Healthcare for the Unhoused: How being homeless affects health outcomes

Everyone at some point in their lives has the ubiquitous experience of waiting for long hours in an emergency room, waiting to be seen by a doctor. Here in Kamloops at Royal Inland Hospital, that can mean up to eight hours of sitting and waiting. Most people haven’t considered how difficult it could be to access care if you didn’t have an ID, no address for follow-up information to be mailed to, and no phone to call a doctor.

We have government-paid healthcare plans; however, prescriptions are not free, and any services outside of an emergency room can be challenging to access. This is the experience for thousands of Canadians experiencing homelessness or housing instability when trying to get care. It’s not just the difficulty in getting care in the first place that’s a challenge for unhoused people, but their living situation puts them at an increased risk for adverse health outcomes. For example, someone living in a shelter is far more likely to contract a viral or bacterial infection when compared to someone who has a private residence.
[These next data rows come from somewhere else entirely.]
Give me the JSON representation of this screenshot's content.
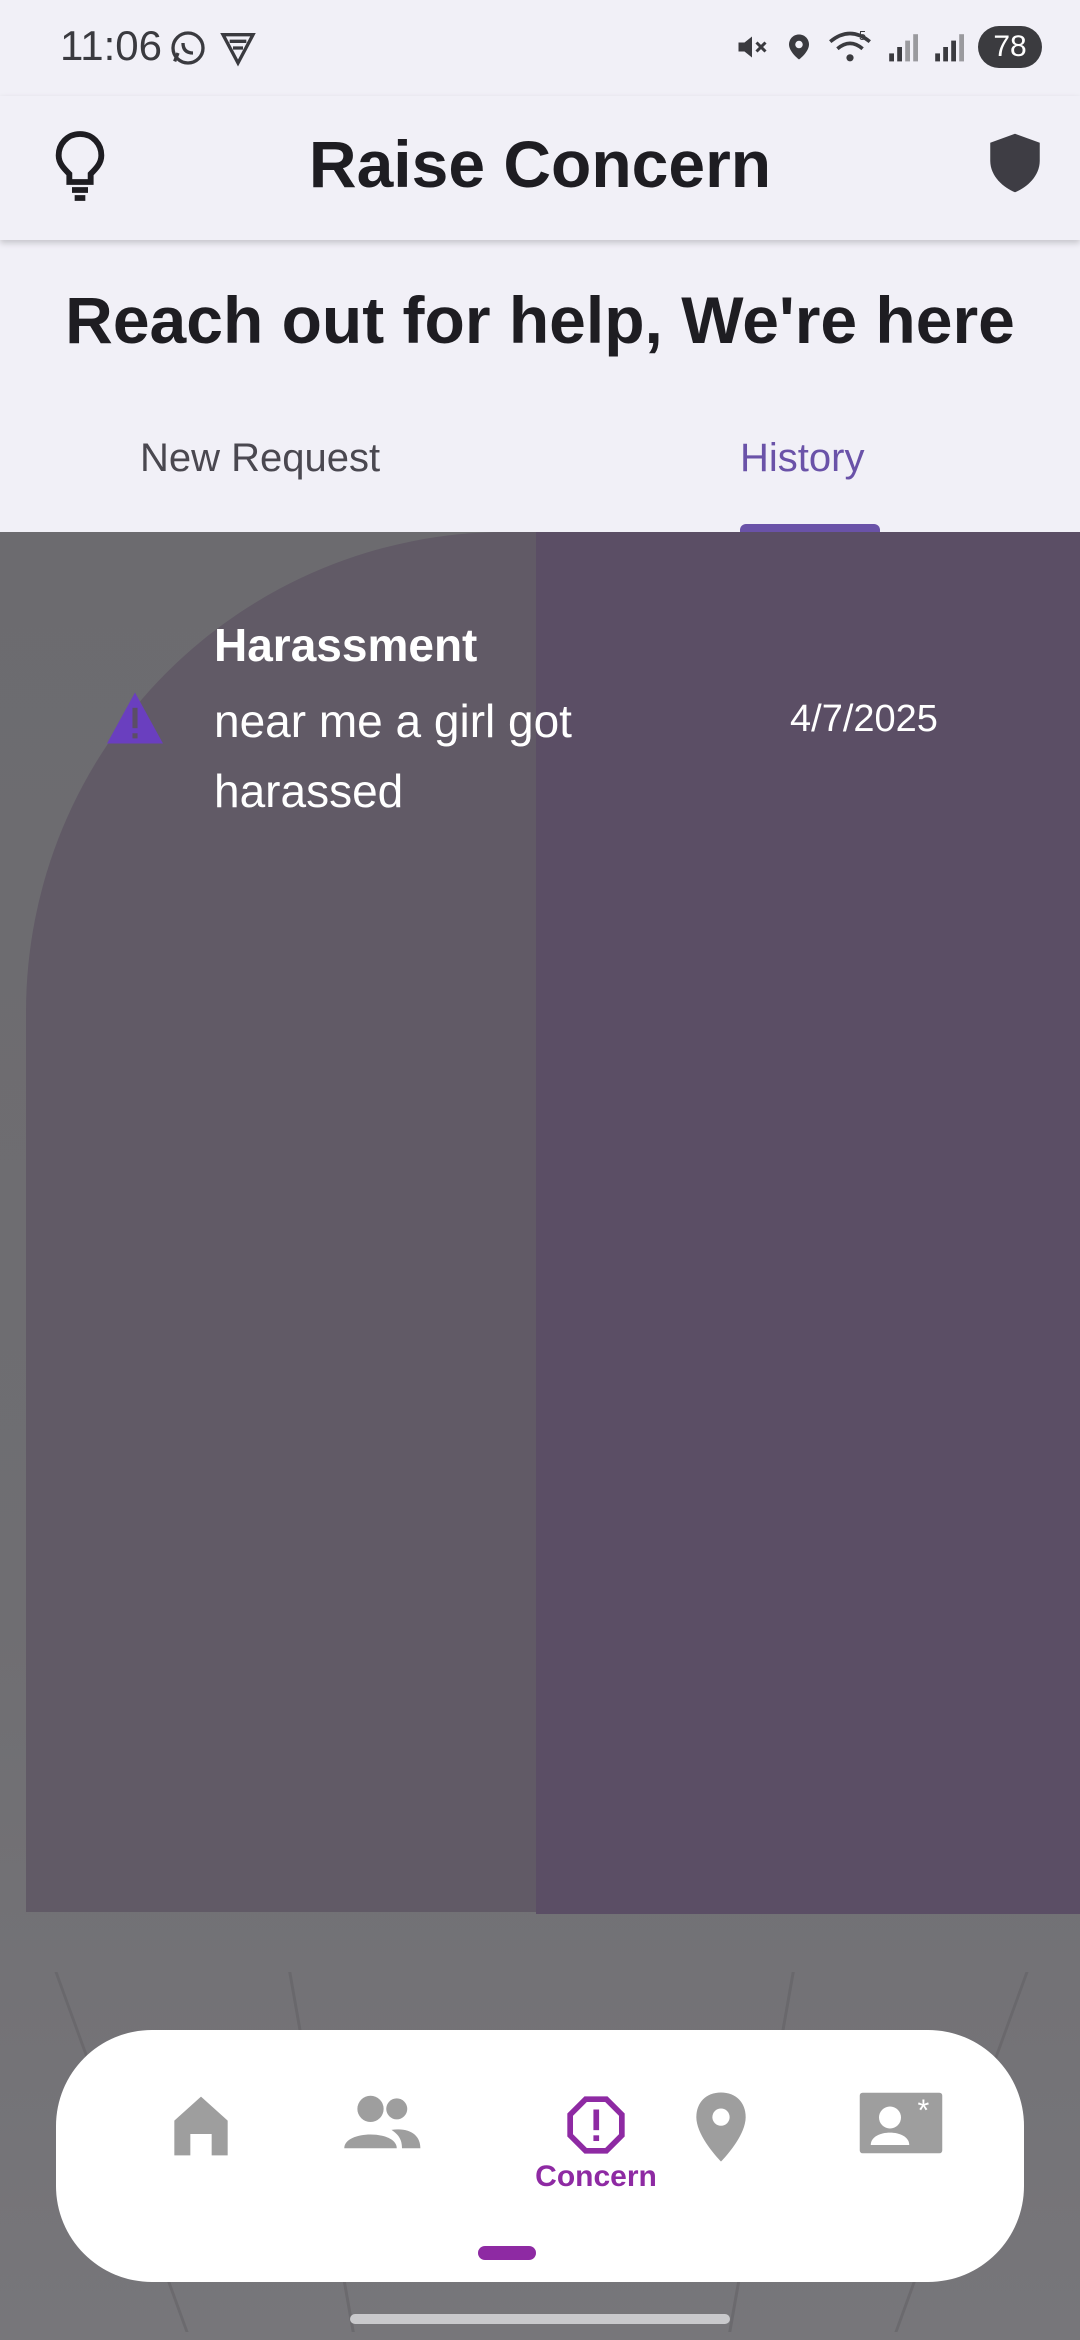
{
  "status_bar": {
    "time": "11:06",
    "battery": "78",
    "network_label": "5"
  },
  "app_bar": {
    "title": "Raise Concern"
  },
  "header": {
    "tagline": "Reach out for help, We're here"
  },
  "tabs": [
    {
      "label": "New Request",
      "selected": false
    },
    {
      "label": "History",
      "selected": true
    }
  ],
  "history": [
    {
      "category": "Harassment",
      "description": "near me a girl got harassed",
      "date": "4/7/2025",
      "icon": "warning-icon"
    }
  ],
  "bottom_nav": {
    "items": [
      {
        "icon": "home-icon",
        "label": ""
      },
      {
        "icon": "group-icon",
        "label": ""
      },
      {
        "icon": "alert-octagon-icon",
        "label": "Concern",
        "selected": true
      },
      {
        "icon": "location-pin-icon",
        "label": ""
      },
      {
        "icon": "contact-card-icon",
        "label": ""
      }
    ]
  },
  "colors": {
    "accent": "#6a52a8",
    "nav_selected": "#8e2aa3",
    "nav_unselected": "#9e9e9e",
    "surface": "#f1f0f7"
  }
}
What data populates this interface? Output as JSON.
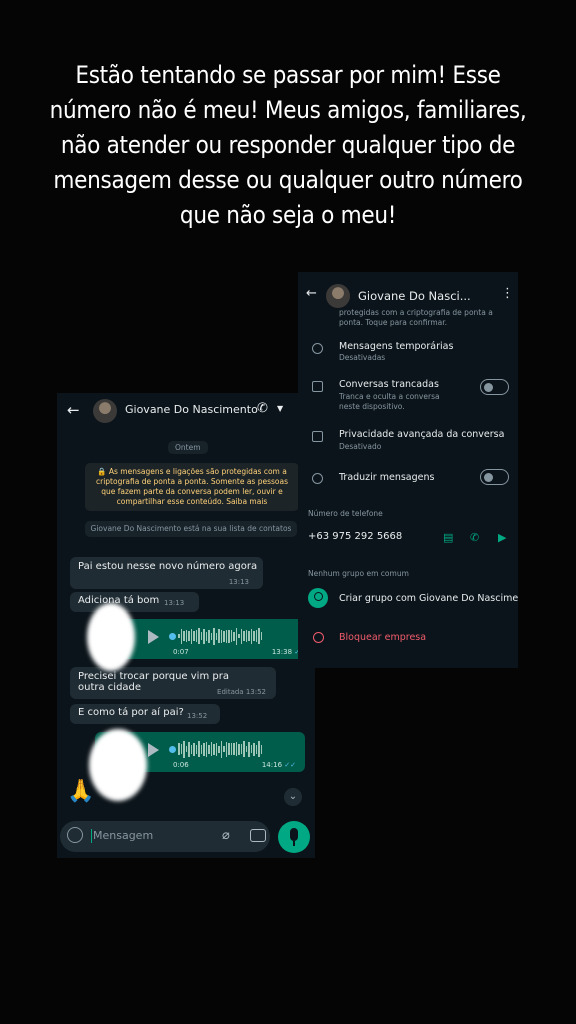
{
  "caption": [
    "Estão tentando se passar por mim! Esse",
    "número não é meu! Meus amigos, familiares,",
    "não atender ou responder qualquer tipo de",
    "mensagem desse ou qualquer outro número",
    "que não seja o meu!"
  ],
  "chat": {
    "contact_name": "Giovane Do Nascimento",
    "date_label": "Ontem",
    "encryption_notice": "🔒 As mensagens e ligações são protegidas com a criptografia de ponta a ponta. Somente as pessoas que fazem parte da conversa podem ler, ouvir e compartilhar esse conteúdo. Saiba mais",
    "contact_note": "Giovane Do Nascimento está na sua lista de contatos",
    "messages": [
      {
        "text": "Pai estou nesse novo número agora",
        "time": "13:13"
      },
      {
        "text": "Adiciona tá bom",
        "time": "13:13"
      },
      {
        "duration": "0:07",
        "time": "13:38"
      },
      {
        "text": "Precisei trocar porque vim pra outra cidade",
        "time": "Editada  13:52"
      },
      {
        "text": "E como tá por aí pai?",
        "time": "13:52"
      },
      {
        "duration": "0:06",
        "time": "14:16"
      }
    ],
    "emoji": "🙏",
    "composer_placeholder": "Mensagem"
  },
  "info": {
    "header_name": "Giovane Do Nasci...",
    "cut_text": [
      "protegidas com a criptografia de ponta a",
      "ponta. Toque para confirmar."
    ],
    "temp_title": "Mensagens temporárias",
    "temp_sub": "Desativadas",
    "locked_title": "Conversas trancadas",
    "locked_sub": [
      "Tranca e oculta a conversa",
      "neste dispositivo."
    ],
    "privacy_title": "Privacidade avançada da conversa",
    "privacy_sub": "Desativado",
    "translate_title": "Traduzir mensagens",
    "phone_section": "Número de telefone",
    "phone_number": "+63 975 292 5668",
    "groups_section": "Nenhum grupo em comum",
    "create_group": "Criar grupo com Giovane Do Nascimento",
    "block": "Bloquear empresa"
  },
  "colors": {
    "background": "#050505",
    "whatsapp_green": "#00a884",
    "outgoing_bubble": "#005c4b",
    "incoming_bubble": "#202c33",
    "danger": "#f15c6d"
  }
}
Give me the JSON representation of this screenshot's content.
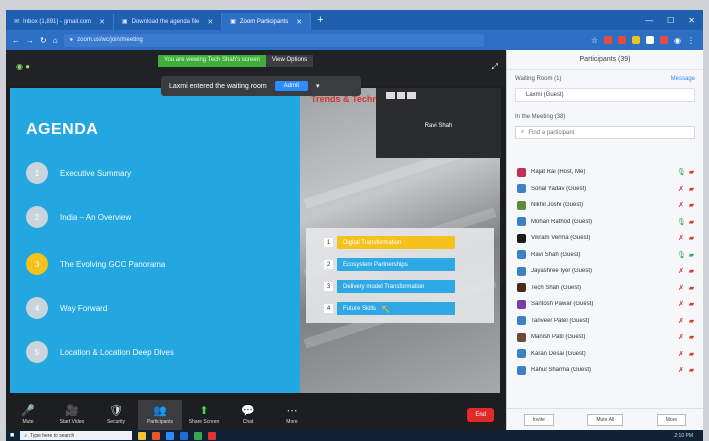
{
  "browser": {
    "tabs": [
      {
        "label": "Inbox (1,891) - gmail.com",
        "active": false
      },
      {
        "label": "Download the agenda file",
        "active": false
      },
      {
        "label": "Zoom Participants",
        "active": true
      }
    ],
    "url": "zoom.us/wc/join/meeting"
  },
  "meeting": {
    "share_status": "You are viewing Tech Shah's screen",
    "view_options": "View Options",
    "waiting_message": "Laxmi entered the waiting room",
    "admit_label": "Admit",
    "speaker_name": "Ravi Shah",
    "photo_caption": "Trends & Technologies"
  },
  "slide": {
    "title": "AGENDA",
    "items": [
      {
        "num": "1",
        "text": "Executive Summary",
        "highlight": false
      },
      {
        "num": "2",
        "text": "India – An Overview",
        "highlight": false
      },
      {
        "num": "3",
        "text": "The Evolving GCC Panorama",
        "highlight": true
      },
      {
        "num": "4",
        "text": "Way Forward",
        "highlight": false
      },
      {
        "num": "5",
        "text": "Location & Location Deep Dives",
        "highlight": false
      }
    ],
    "tags": [
      {
        "num": "1",
        "text": "Digital Transformation",
        "color": "#f5c21b"
      },
      {
        "num": "2",
        "text": "Ecosystem Partnerships",
        "color": "#2ea9e6"
      },
      {
        "num": "3",
        "text": "Delivery model Transformation",
        "color": "#2ea9e6"
      },
      {
        "num": "4",
        "text": "Future Skills",
        "color": "#2ea9e6"
      }
    ]
  },
  "toolbar": {
    "items": [
      {
        "icon": "🎤",
        "label": "Mute"
      },
      {
        "icon": "🎥",
        "label": "Start Video"
      },
      {
        "icon": "🛡",
        "label": "Security"
      },
      {
        "icon": "👥",
        "label": "Participants"
      },
      {
        "icon": "⬆",
        "label": "Share Screen"
      },
      {
        "icon": "💬",
        "label": "Chat"
      },
      {
        "icon": "⋯",
        "label": "More"
      }
    ],
    "end_label": "End"
  },
  "participants": {
    "title": "Participants (39)",
    "waiting_header": "Waiting Room (1)",
    "admit_all": "Message",
    "waiting_user": "Laxmi (Guest)",
    "in_meeting_header": "In the Meeting (38)",
    "search_placeholder": "Find a participant",
    "list": [
      {
        "name": "Rajat Rai (Host, Me)",
        "color": "#c2305a"
      },
      {
        "name": "Sonal Yadav (Guest)",
        "color": "#3b82c4"
      },
      {
        "name": "Nikhil Joshi (Guest)",
        "color": "#5b8c3a"
      },
      {
        "name": "Mohan Rathod (Guest)",
        "color": "#3b82c4"
      },
      {
        "name": "Vikram Verma (Guest)",
        "color": "#1c1c1c"
      },
      {
        "name": "Ravi Shah (Guest)",
        "color": "#3b82c4"
      },
      {
        "name": "Jayashree Iyer (Guest)",
        "color": "#3b82c4"
      },
      {
        "name": "Tech Shah (Guest)",
        "color": "#4a2a1a"
      },
      {
        "name": "Santosh Pawar (Guest)",
        "color": "#7a3ab0"
      },
      {
        "name": "Tanveer Patel (Guest)",
        "color": "#3b82c4"
      },
      {
        "name": "Manish Patil (Guest)",
        "color": "#6a4a3a"
      },
      {
        "name": "Karan Desai (Guest)",
        "color": "#3b82c4"
      },
      {
        "name": "Rahul Sharma (Guest)",
        "color": "#3b82c4"
      }
    ],
    "footer": [
      "Invite",
      "Mute All",
      "More"
    ]
  },
  "taskbar": {
    "search_placeholder": "Type here to search",
    "time": "2:10 PM"
  }
}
Many have difficulty accessing mental healthcare and substance use treatment since therapists charge $100 per hour or more, and public supports are often strained. These circumstances create a vicious cycle where patients cannot get care because of their housing status but cannot get housing because their health is too poor to work.

Canadian healthcare has neglected unhoused people for far too long, and our healthcare system is in dire need of an overhaul to serve this marginalized population.